Das Abendessen findet in einem großen Gemeinschaftsraum statt. Als ich den Raum betrete, drängeln sich überall Schüler herum und die Betreuer versuchen vergeblich, etwas Ruhe zu schaffen. Ich halte nach Amber und Luisa Ausschau, kann sie aber in dem Gewusel nirgends entdecken. Ich bahne mir einen Weg durch die ganzen Schüler zur anderen Seite des Raumes. Dort wurde auf einem langen Tisch ein Buffet angerichtet. Ich nehme mir einen Teller und stelle mich in der langen Schlange an. In großen Metalltöpfen und Schüsseln sind verschiedene französische Speisen angerichtet, die alle mit einem Zettel beschriftet sind. In der ersten Schüssel ist ein Brotaufstrich „Tapenade“ und daneben steht ein Gericht mit der Aufschrift „Salade Nioise“. Außerdem gibt es eine Unmenge an verschiedenen Soßen. Ich mache mir von allem ein bisschen drauf.
Von der hinteren Ecke des Raumes aus winken mir meine Klassenkameraden zu. Mit meinem gut gefüllten Teller setze ich mich auf einen Platz zwischen Luisa und Joschua.
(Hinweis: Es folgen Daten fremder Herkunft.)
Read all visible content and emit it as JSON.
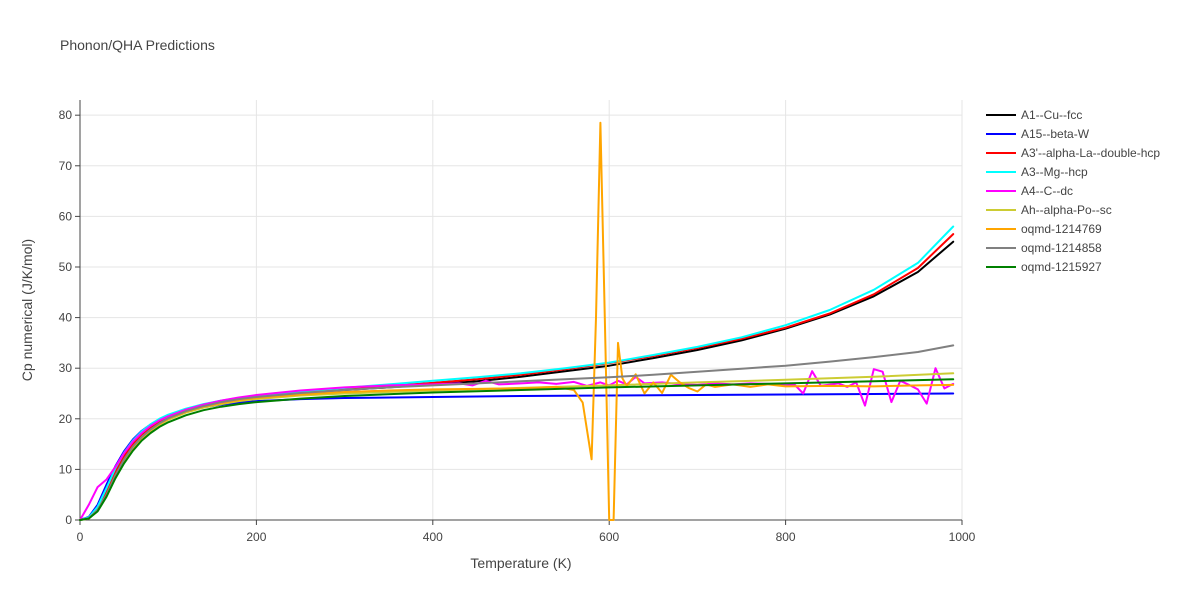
{
  "chart_data": {
    "type": "line",
    "title": "Phonon/QHA Predictions",
    "xlabel": "Temperature (K)",
    "ylabel": "Cp numerical (J/K/mol)",
    "xlim": [
      0,
      1000
    ],
    "ylim": [
      0,
      83
    ],
    "xticks": [
      0,
      200,
      400,
      600,
      800,
      1000
    ],
    "yticks": [
      0,
      10,
      20,
      30,
      40,
      50,
      60,
      70,
      80
    ],
    "grid": true,
    "legend": "right",
    "series": [
      {
        "name": "A1--Cu--fcc",
        "color": "#000000",
        "points": [
          [
            0,
            0
          ],
          [
            10,
            0.5
          ],
          [
            20,
            2.5
          ],
          [
            30,
            6
          ],
          [
            40,
            10
          ],
          [
            50,
            13.2
          ],
          [
            60,
            15.6
          ],
          [
            70,
            17.4
          ],
          [
            80,
            18.8
          ],
          [
            90,
            19.9
          ],
          [
            100,
            20.7
          ],
          [
            120,
            21.9
          ],
          [
            140,
            22.8
          ],
          [
            160,
            23.5
          ],
          [
            180,
            24
          ],
          [
            200,
            24.4
          ],
          [
            250,
            25.1
          ],
          [
            300,
            25.7
          ],
          [
            350,
            26.2
          ],
          [
            400,
            26.8
          ],
          [
            450,
            27.4
          ],
          [
            500,
            28.3
          ],
          [
            550,
            29.4
          ],
          [
            600,
            30.5
          ],
          [
            650,
            32
          ],
          [
            700,
            33.6
          ],
          [
            750,
            35.5
          ],
          [
            800,
            37.8
          ],
          [
            850,
            40.6
          ],
          [
            900,
            44.2
          ],
          [
            950,
            49
          ],
          [
            990,
            55
          ]
        ]
      },
      {
        "name": "A15--beta-W",
        "color": "#0000ff",
        "points": [
          [
            0,
            0
          ],
          [
            10,
            0.6
          ],
          [
            20,
            3
          ],
          [
            30,
            7
          ],
          [
            40,
            10.6
          ],
          [
            50,
            13.6
          ],
          [
            60,
            15.9
          ],
          [
            70,
            17.6
          ],
          [
            80,
            18.9
          ],
          [
            90,
            19.9
          ],
          [
            100,
            20.6
          ],
          [
            120,
            21.6
          ],
          [
            140,
            22.3
          ],
          [
            160,
            22.8
          ],
          [
            180,
            23.2
          ],
          [
            200,
            23.5
          ],
          [
            250,
            23.9
          ],
          [
            300,
            24.1
          ],
          [
            400,
            24.3
          ],
          [
            500,
            24.5
          ],
          [
            600,
            24.6
          ],
          [
            700,
            24.7
          ],
          [
            800,
            24.8
          ],
          [
            900,
            24.9
          ],
          [
            990,
            25
          ]
        ]
      },
      {
        "name": "A3'--alpha-La--double-hcp",
        "color": "#ff0000",
        "points": [
          [
            0,
            0
          ],
          [
            10,
            0.4
          ],
          [
            20,
            2.2
          ],
          [
            30,
            5.6
          ],
          [
            40,
            9.5
          ],
          [
            50,
            12.6
          ],
          [
            60,
            15
          ],
          [
            70,
            16.9
          ],
          [
            80,
            18.3
          ],
          [
            90,
            19.4
          ],
          [
            100,
            20.3
          ],
          [
            120,
            21.6
          ],
          [
            140,
            22.6
          ],
          [
            160,
            23.3
          ],
          [
            180,
            23.9
          ],
          [
            200,
            24.4
          ],
          [
            250,
            25.2
          ],
          [
            300,
            25.9
          ],
          [
            350,
            26.5
          ],
          [
            400,
            27.1
          ],
          [
            450,
            27.8
          ],
          [
            500,
            28.7
          ],
          [
            550,
            29.8
          ],
          [
            600,
            31
          ],
          [
            650,
            32.4
          ],
          [
            700,
            34
          ],
          [
            750,
            35.8
          ],
          [
            800,
            38
          ],
          [
            850,
            40.8
          ],
          [
            900,
            44.6
          ],
          [
            950,
            49.8
          ],
          [
            990,
            56.5
          ]
        ]
      },
      {
        "name": "A3--Mg--hcp",
        "color": "#00ffff",
        "points": [
          [
            0,
            0
          ],
          [
            10,
            0.5
          ],
          [
            20,
            2.6
          ],
          [
            30,
            6.3
          ],
          [
            40,
            10.2
          ],
          [
            50,
            13.3
          ],
          [
            60,
            15.7
          ],
          [
            70,
            17.5
          ],
          [
            80,
            18.9
          ],
          [
            90,
            20
          ],
          [
            100,
            20.8
          ],
          [
            120,
            22
          ],
          [
            140,
            22.9
          ],
          [
            160,
            23.6
          ],
          [
            180,
            24.1
          ],
          [
            200,
            24.6
          ],
          [
            250,
            25.4
          ],
          [
            300,
            26.1
          ],
          [
            350,
            26.8
          ],
          [
            400,
            27.5
          ],
          [
            450,
            28.2
          ],
          [
            500,
            29
          ],
          [
            550,
            30
          ],
          [
            600,
            31.1
          ],
          [
            650,
            32.6
          ],
          [
            700,
            34.2
          ],
          [
            750,
            36.1
          ],
          [
            800,
            38.5
          ],
          [
            850,
            41.5
          ],
          [
            900,
            45.5
          ],
          [
            950,
            50.8
          ],
          [
            990,
            58
          ]
        ]
      },
      {
        "name": "A4--C--dc",
        "color": "#ff00ff",
        "points": [
          [
            0,
            0
          ],
          [
            10,
            3
          ],
          [
            20,
            6.5
          ],
          [
            30,
            8
          ],
          [
            40,
            10.5
          ],
          [
            50,
            13.2
          ],
          [
            60,
            15.5
          ],
          [
            70,
            17.2
          ],
          [
            80,
            18.6
          ],
          [
            90,
            19.7
          ],
          [
            100,
            20.5
          ],
          [
            120,
            21.8
          ],
          [
            140,
            22.8
          ],
          [
            160,
            23.6
          ],
          [
            180,
            24.2
          ],
          [
            200,
            24.7
          ],
          [
            250,
            25.6
          ],
          [
            300,
            26.2
          ],
          [
            350,
            26.6
          ],
          [
            400,
            26.8
          ],
          [
            430,
            27
          ],
          [
            445,
            26.6
          ],
          [
            460,
            27.5
          ],
          [
            475,
            26.8
          ],
          [
            500,
            27
          ],
          [
            520,
            27.2
          ],
          [
            540,
            26.9
          ],
          [
            560,
            27.3
          ],
          [
            575,
            26.5
          ],
          [
            590,
            27.2
          ],
          [
            600,
            26.6
          ],
          [
            610,
            27.5
          ],
          [
            620,
            26.8
          ],
          [
            630,
            28.3
          ],
          [
            640,
            27
          ],
          [
            660,
            27.2
          ],
          [
            680,
            26.8
          ],
          [
            700,
            26.7
          ],
          [
            720,
            27
          ],
          [
            740,
            26.8
          ],
          [
            760,
            27
          ],
          [
            780,
            26.9
          ],
          [
            800,
            26.6
          ],
          [
            810,
            26.8
          ],
          [
            820,
            25
          ],
          [
            830,
            29.4
          ],
          [
            840,
            26.5
          ],
          [
            860,
            27
          ],
          [
            870,
            26.3
          ],
          [
            880,
            27.2
          ],
          [
            890,
            22.6
          ],
          [
            900,
            29.8
          ],
          [
            910,
            29.3
          ],
          [
            920,
            23.3
          ],
          [
            930,
            27.5
          ],
          [
            940,
            26.7
          ],
          [
            950,
            25.8
          ],
          [
            960,
            23
          ],
          [
            970,
            30
          ],
          [
            980,
            26
          ],
          [
            990,
            26.9
          ]
        ]
      },
      {
        "name": "Ah--alpha-Po--sc",
        "color": "#cccc33",
        "points": [
          [
            0,
            0
          ],
          [
            10,
            0.3
          ],
          [
            20,
            1.8
          ],
          [
            30,
            4.8
          ],
          [
            40,
            8.5
          ],
          [
            50,
            11.6
          ],
          [
            60,
            14.1
          ],
          [
            70,
            16.1
          ],
          [
            80,
            17.6
          ],
          [
            90,
            18.8
          ],
          [
            100,
            19.8
          ],
          [
            120,
            21.2
          ],
          [
            140,
            22.2
          ],
          [
            160,
            22.9
          ],
          [
            180,
            23.5
          ],
          [
            200,
            23.9
          ],
          [
            250,
            24.6
          ],
          [
            300,
            25
          ],
          [
            400,
            25.6
          ],
          [
            500,
            26.1
          ],
          [
            600,
            26.6
          ],
          [
            700,
            27.2
          ],
          [
            800,
            27.7
          ],
          [
            900,
            28.3
          ],
          [
            990,
            29
          ]
        ]
      },
      {
        "name": "oqmd-1214769",
        "color": "#ffa500",
        "points": [
          [
            0,
            0
          ],
          [
            10,
            0.3
          ],
          [
            20,
            2
          ],
          [
            30,
            5
          ],
          [
            40,
            8.8
          ],
          [
            50,
            11.9
          ],
          [
            60,
            14.4
          ],
          [
            70,
            16.3
          ],
          [
            80,
            17.8
          ],
          [
            90,
            19
          ],
          [
            100,
            20
          ],
          [
            120,
            21.4
          ],
          [
            140,
            22.4
          ],
          [
            160,
            23.1
          ],
          [
            180,
            23.7
          ],
          [
            200,
            24.1
          ],
          [
            250,
            24.8
          ],
          [
            300,
            25.3
          ],
          [
            350,
            25.6
          ],
          [
            400,
            25.8
          ],
          [
            450,
            25.9
          ],
          [
            500,
            26
          ],
          [
            540,
            26.3
          ],
          [
            560,
            25.7
          ],
          [
            570,
            23.2
          ],
          [
            580,
            12
          ],
          [
            585,
            40
          ],
          [
            590,
            78.5
          ],
          [
            595,
            40
          ],
          [
            600,
            0
          ],
          [
            605,
            0
          ],
          [
            610,
            35
          ],
          [
            615,
            28
          ],
          [
            620,
            26.5
          ],
          [
            630,
            28.8
          ],
          [
            640,
            25
          ],
          [
            650,
            27.2
          ],
          [
            660,
            25.1
          ],
          [
            670,
            28.7
          ],
          [
            680,
            27.2
          ],
          [
            690,
            26.1
          ],
          [
            700,
            25.4
          ],
          [
            710,
            26.8
          ],
          [
            720,
            26.3
          ],
          [
            740,
            26.8
          ],
          [
            760,
            26.3
          ],
          [
            780,
            26.8
          ],
          [
            800,
            26.4
          ],
          [
            850,
            26.5
          ],
          [
            900,
            26.4
          ],
          [
            950,
            26.6
          ],
          [
            990,
            26.7
          ]
        ]
      },
      {
        "name": "oqmd-1214858",
        "color": "#808080",
        "points": [
          [
            0,
            0
          ],
          [
            10,
            0.3
          ],
          [
            20,
            2
          ],
          [
            30,
            5
          ],
          [
            40,
            8.8
          ],
          [
            50,
            12
          ],
          [
            60,
            14.5
          ],
          [
            70,
            16.4
          ],
          [
            80,
            17.9
          ],
          [
            90,
            19.1
          ],
          [
            100,
            20.1
          ],
          [
            120,
            21.5
          ],
          [
            140,
            22.5
          ],
          [
            160,
            23.3
          ],
          [
            180,
            23.9
          ],
          [
            200,
            24.3
          ],
          [
            250,
            25.1
          ],
          [
            300,
            25.7
          ],
          [
            350,
            26.2
          ],
          [
            400,
            26.6
          ],
          [
            450,
            27
          ],
          [
            500,
            27.4
          ],
          [
            550,
            27.8
          ],
          [
            600,
            28.2
          ],
          [
            650,
            28.7
          ],
          [
            700,
            29.3
          ],
          [
            750,
            29.9
          ],
          [
            800,
            30.5
          ],
          [
            850,
            31.3
          ],
          [
            900,
            32.2
          ],
          [
            950,
            33.2
          ],
          [
            990,
            34.5
          ]
        ]
      },
      {
        "name": "oqmd-1215927",
        "color": "#008000",
        "points": [
          [
            0,
            0
          ],
          [
            10,
            0.3
          ],
          [
            20,
            1.7
          ],
          [
            30,
            4.6
          ],
          [
            40,
            8.2
          ],
          [
            50,
            11.2
          ],
          [
            60,
            13.7
          ],
          [
            70,
            15.7
          ],
          [
            80,
            17.2
          ],
          [
            90,
            18.4
          ],
          [
            100,
            19.3
          ],
          [
            120,
            20.7
          ],
          [
            140,
            21.7
          ],
          [
            160,
            22.4
          ],
          [
            180,
            22.9
          ],
          [
            200,
            23.3
          ],
          [
            250,
            24
          ],
          [
            300,
            24.5
          ],
          [
            400,
            25.2
          ],
          [
            500,
            25.7
          ],
          [
            600,
            26.2
          ],
          [
            700,
            26.6
          ],
          [
            800,
            27
          ],
          [
            900,
            27.4
          ],
          [
            990,
            27.8
          ]
        ]
      }
    ]
  }
}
Ich dachte ja schon, ich habe mir viel zu Essen auf meinen Teller gemacht, aber Luisa hat mindestens doppelt so viel.
„Na du hast dir aber was vorgenommen.“ sage ich schmunzelnd.
„Ja, wenigstens gibt es hier nicht so ekliges Essen wie in unserer Schulkantine und außerdem gibt es hier keine nervigen kleinen Brüder, die einem ständig das Essen klau-... Hey!“ Joschua hat soeben versucht, eine von Luisas Pommes zu stibitzen. „So viel dazu.“
Luisa hat Recht, das Essen schmeckt wirklich ausgezeichnet.
„Ich gehe mal davon aus, dass ihr bereits alle Einkaufsläden der Gegend ausfindig gemacht habt?“ frage ich Amber und Luisa.
„Ja, wir waren in fast allen Klamottenläden, die wir finden konnten. Es sind tatsächlich ein paar schöne Läden dabei gewesen. Morgen nach der Wanderung wollen wir noch in die restlichen Läden. Wir wollten dich fragen, ob du mitkommen möchtest.“ sagt Luisa und schaut mich mit einem Hundeblick an, bei dem man unmöglich ablehnen kann.
„Du weißt, dass ich nicht gerne shoppen gehe und versuchst es trotzdem immer wieder.“ antworte ich lachend.
„Man kann es ja wenigstens versuchen.“ sagt sie mit einem Schulterzucken.
„Ich werde es mir überlegen.“
„Und was hast du so vorhin gemacht?“ erkundigt sich Amber.
„Ich war am Strand und habe mir den Sonnenuntergang angeschaut. Es war wirklich traumhaft schön.“ Meine Gedanken schweifen wieder zu dem fremden Mann. Soll ich den beiden davon erzählen?
Ich beuge mich ein bisschen vor, so dass nur Amber und Luisa mich verstehen können.
„Und mir ist etwas sehr Merkwürdiges passiert. Ein fremder Mann hat mir das hier gegeben.“ Ich zeige ihnen das Amulett.
„Wow, das sieht aber schön aus! Wo hast du das her?“ fragt Luisa mit aufgerissenen Augen.